Ia kemudian mengumumkan tawaran pengambilalihan secara penuh pada 14 April. Namun upayanya ini dihadang oleh dewan direksi Twitter dengan menerapkan strategi "poison pil" atau "pil racun". Simak databoks berikut:
Pil racun adalah salah satu taktik untuk mencegah pengambilalihan saham oleh orang atau perusahaan yang tidak diinginkan. Caranya, perusahaan target atau yang akan diambil alih, membuat sahamnya tidak menguntungkan bagi pengakuisisi.
Perusahaan target berusaha memastikan bahwa tawaran akan mengurangi nilai dan daya tarik perusahaan, sehingga merugikan pemilik baru. Strategi ini meningkatkan biaya akuisisi secara signifikan dan menciptakan disinsentif besar.
Tapi langkah itu tidak akan menghalangi Musk menawarkan langsung ke pemegang saham Twitter dengan meluncurkan penawaran tender.

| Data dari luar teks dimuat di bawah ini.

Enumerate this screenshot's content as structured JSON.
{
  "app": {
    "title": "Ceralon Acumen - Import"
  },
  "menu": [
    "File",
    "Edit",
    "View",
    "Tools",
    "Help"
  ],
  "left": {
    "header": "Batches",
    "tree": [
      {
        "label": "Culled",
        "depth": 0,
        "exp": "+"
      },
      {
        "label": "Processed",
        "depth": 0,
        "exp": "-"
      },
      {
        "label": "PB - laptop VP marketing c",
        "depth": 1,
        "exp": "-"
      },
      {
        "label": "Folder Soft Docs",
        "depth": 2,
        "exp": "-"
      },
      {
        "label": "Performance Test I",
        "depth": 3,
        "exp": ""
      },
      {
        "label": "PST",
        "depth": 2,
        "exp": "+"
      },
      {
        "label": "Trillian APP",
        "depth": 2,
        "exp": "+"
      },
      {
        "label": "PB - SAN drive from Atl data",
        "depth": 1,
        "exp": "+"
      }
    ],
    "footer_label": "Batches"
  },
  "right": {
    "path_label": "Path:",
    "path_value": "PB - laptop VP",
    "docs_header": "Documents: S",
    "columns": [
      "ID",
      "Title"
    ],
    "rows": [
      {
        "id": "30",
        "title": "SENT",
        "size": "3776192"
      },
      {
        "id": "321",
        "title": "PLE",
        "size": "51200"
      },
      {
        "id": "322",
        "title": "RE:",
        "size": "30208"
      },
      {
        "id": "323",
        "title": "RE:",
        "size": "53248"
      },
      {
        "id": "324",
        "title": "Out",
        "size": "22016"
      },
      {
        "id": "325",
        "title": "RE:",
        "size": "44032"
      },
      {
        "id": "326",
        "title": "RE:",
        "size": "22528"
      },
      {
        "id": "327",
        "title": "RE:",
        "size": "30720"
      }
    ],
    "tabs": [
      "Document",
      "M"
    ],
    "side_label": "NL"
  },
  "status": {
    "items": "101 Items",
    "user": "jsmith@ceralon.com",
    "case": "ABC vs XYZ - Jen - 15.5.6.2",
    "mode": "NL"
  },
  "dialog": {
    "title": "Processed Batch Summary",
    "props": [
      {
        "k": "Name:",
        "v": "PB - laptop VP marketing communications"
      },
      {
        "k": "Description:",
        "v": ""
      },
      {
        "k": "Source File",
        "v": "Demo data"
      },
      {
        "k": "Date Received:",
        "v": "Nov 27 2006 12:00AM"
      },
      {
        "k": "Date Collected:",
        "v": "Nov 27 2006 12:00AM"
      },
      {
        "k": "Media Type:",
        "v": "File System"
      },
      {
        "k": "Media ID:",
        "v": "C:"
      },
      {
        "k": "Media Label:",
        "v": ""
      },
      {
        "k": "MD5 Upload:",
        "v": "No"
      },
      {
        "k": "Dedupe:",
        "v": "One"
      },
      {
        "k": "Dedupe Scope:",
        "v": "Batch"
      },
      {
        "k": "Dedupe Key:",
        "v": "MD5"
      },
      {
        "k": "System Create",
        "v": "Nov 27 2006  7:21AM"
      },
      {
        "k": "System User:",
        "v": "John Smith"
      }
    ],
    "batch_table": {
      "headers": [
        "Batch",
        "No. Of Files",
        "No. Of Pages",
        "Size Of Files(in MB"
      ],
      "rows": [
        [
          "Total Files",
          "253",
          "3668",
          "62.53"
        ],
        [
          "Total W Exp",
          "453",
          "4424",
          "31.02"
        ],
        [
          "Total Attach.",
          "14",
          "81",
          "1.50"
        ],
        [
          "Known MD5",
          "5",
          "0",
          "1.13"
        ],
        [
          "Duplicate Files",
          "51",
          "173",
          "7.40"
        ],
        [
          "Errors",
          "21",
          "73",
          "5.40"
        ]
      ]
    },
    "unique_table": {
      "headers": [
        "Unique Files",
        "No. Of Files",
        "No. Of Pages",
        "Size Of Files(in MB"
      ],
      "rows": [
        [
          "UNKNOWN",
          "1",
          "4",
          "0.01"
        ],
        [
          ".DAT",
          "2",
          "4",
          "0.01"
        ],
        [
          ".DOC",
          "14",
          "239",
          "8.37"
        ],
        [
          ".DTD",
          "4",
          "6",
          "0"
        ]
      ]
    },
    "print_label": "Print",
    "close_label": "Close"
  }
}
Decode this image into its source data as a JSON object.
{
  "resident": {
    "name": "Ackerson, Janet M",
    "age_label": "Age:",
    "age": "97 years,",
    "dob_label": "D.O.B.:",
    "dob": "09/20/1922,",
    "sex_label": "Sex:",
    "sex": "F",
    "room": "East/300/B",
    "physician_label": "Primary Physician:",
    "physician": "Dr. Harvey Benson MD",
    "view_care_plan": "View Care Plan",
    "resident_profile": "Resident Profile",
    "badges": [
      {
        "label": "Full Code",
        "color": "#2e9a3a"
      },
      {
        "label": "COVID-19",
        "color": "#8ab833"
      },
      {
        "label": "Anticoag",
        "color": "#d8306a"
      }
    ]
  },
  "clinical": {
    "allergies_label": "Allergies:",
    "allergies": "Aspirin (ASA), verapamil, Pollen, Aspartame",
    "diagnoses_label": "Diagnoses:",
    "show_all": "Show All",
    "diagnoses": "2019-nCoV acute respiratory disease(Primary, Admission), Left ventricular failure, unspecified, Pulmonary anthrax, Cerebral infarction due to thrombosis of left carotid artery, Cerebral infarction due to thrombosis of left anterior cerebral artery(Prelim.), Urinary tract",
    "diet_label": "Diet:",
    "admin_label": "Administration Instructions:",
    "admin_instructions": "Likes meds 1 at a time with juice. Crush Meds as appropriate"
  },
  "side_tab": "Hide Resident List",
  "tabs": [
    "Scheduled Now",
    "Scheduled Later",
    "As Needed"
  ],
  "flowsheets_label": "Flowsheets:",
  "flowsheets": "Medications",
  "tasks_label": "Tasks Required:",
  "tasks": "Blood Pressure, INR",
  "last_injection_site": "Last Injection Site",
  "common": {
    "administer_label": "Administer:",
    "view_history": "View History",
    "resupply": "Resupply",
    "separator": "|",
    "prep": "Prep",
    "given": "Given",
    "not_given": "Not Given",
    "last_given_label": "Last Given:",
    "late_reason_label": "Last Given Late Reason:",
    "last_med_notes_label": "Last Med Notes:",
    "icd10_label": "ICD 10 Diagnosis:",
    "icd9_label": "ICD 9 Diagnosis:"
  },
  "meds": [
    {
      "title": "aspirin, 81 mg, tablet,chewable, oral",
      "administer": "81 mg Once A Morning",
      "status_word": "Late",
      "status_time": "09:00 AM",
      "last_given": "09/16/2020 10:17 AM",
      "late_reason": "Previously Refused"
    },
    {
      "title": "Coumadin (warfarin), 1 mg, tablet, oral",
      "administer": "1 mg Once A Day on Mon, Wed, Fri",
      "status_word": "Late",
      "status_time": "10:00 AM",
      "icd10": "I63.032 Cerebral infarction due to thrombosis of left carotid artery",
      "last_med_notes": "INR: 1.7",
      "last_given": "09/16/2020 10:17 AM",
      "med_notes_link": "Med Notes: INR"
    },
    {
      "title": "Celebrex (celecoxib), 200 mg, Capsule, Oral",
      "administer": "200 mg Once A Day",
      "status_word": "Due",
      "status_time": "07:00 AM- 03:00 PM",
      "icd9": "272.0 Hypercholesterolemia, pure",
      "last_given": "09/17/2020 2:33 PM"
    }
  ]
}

Berdasarkan dokumen komitmen penawaran, bos Tesla ini menyiapkan US$ 21 miliar atau Rp 301 triliun dana dari dompet pribadinya untuk membeli Twitter. Kemudian, ia menambahkan ekuitas sebesar US$ 12,5 miliar atau Rp 179 triliun dari saham di Tesla.
Sedangkan sisanya dibiayai melalui pinjaman dari bank, termasuk dari Morgan Stanley yang setuju memberikan utang sebesar US$ 13 miliar atau Rp 186 triliun untuk akuisisi saham Twitter.
Musk sendiri merupakan pengguna aktif platform media sosial itu dengan 83 juta pengikut. Ia telah mencuit terkait minatnya untuk membeli Twitter sejak 2017.
Dia telah memberi isyarat bahwa Twitter perlu diubah sebagai perusahaan swasta yang membangun kepercayaan dengan pengguna dan berbuat lebih baik dalam melayani apa yang dia sebut kebebasan berbicara.
Sedangkan, analis memperkirakan bahwa kesepakatan antara Musk dan Twitter tidak akan menghadapi pengawasan serius dari otoritas persaingan AS. Sebab, kepentingan bisnis utama Musk lainnya seperti Tesla dan SpaceX tidak bersaing dengan Twitter.
Tesla merupakan produsen mobil listrik terbesar global, sedangkan SpaceX merupakan perusahaan yang bergerak di bidang luar angkasa. Akan tetapi, kesepakatan pembelian akan meningkatkan kekhawatiran terhadap kekuatan raksasa teknologi dalam mengatur penggunanya.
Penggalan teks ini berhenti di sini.